Gordhan's briefing followed repeated assurances by Social Development Minister Bathabile Dlamini that grants would be paid after the current contract of Cash Paymaster Services expired. Dlamini, however, has been less forthcoming about the options available, repeatedly saying the department had no option but to give another contract to CPS.

The Constitutional Court in 2014 ruled CPS's contract invalid and gave the department until the end of this month to find another service provider.
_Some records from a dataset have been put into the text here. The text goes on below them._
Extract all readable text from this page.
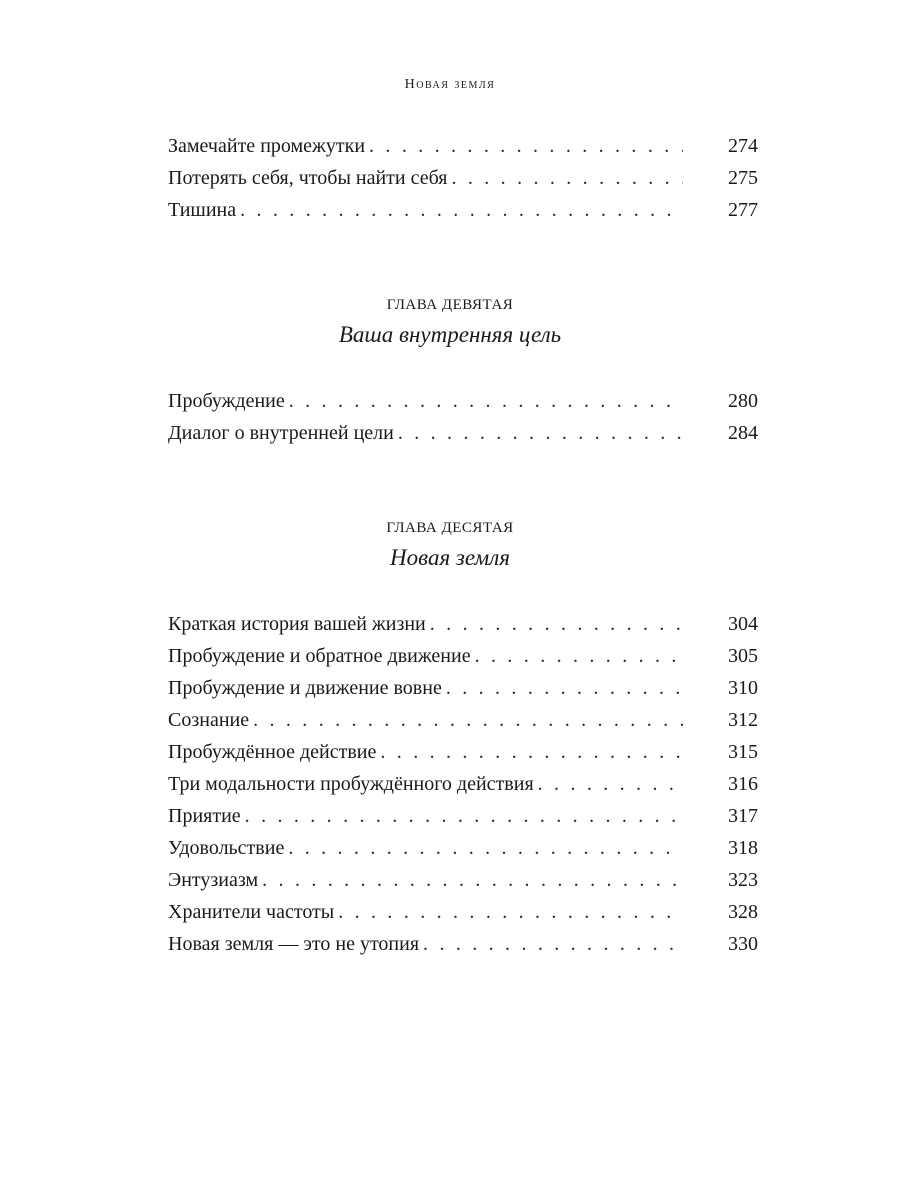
Новая земля
Замечайте промежутки . . .	274
Потерять себя, чтобы найти себя . . .	275
Тишина . . .	277
ГЛАВА ДЕВЯТАЯ
Ваша внутренняя цель
Пробуждение . . .	280
Диалог о внутренней цели . . .	284
ГЛАВА ДЕСЯТАЯ
Новая земля
Краткая история вашей жизни . . .	304
Пробуждение и обратное движение . . .	305
Пробуждение и движение вовне . . .	310
Сознание . . .	312
Пробуждённое действие . . .	315
Три модальности пробуждённого действия . . .	316
Приятие . . .	317
Удовольствие . . .	318
Энтузиазм . . .	323
Хранители частоты . . .	328
Новая земля — это не утопия . . .	330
The department has, however, failed to do so.

Gordhan described National Treasury as "a supporting act", in the payment of social grants. "The prime responsibility is with my colleague, minister Dlamini, and the entity that reports to her, Sassa [South Africa Social Security Agency]," he said.

Gordhan said there was "no shortage of money available to do what needs to be done" for the payment of grants. He said one option was to extend CPS's contract, but this could only happen without the consent of the court. Treasury also didn't support this.

The other option was a new contract. However, to get a new contract proper tender procedures had to be followed, and emergency contracts, like the department has proposed doing with CPS, could only happen under conditions that warranted it.

Gordhan said there were five ways to pay out grants without using CPS. These are:

  • Grindrod Bank, which has been used for the payment of grants and which already has an account for each of the recipients.
  • The South African Post Office, which has indicated its willingness and ability to deliver grants.
  • All banks that comply with Sassa's requirements can pay out the money. About 60% of beneficiaries are signed up.
  • Asking all beneficiaries with bank accounts to come forward and have cash payments done to them through the banks.
  • Paying beneficiaries into their bank accounts or an institution where the beneficiary resides (subject to authorisation by beneficiary).

Gordhan also asked why a three-day process was taking five days in the payment of grants. He questioned whether Grindrod Bank delayed the process in order to earn extra interest.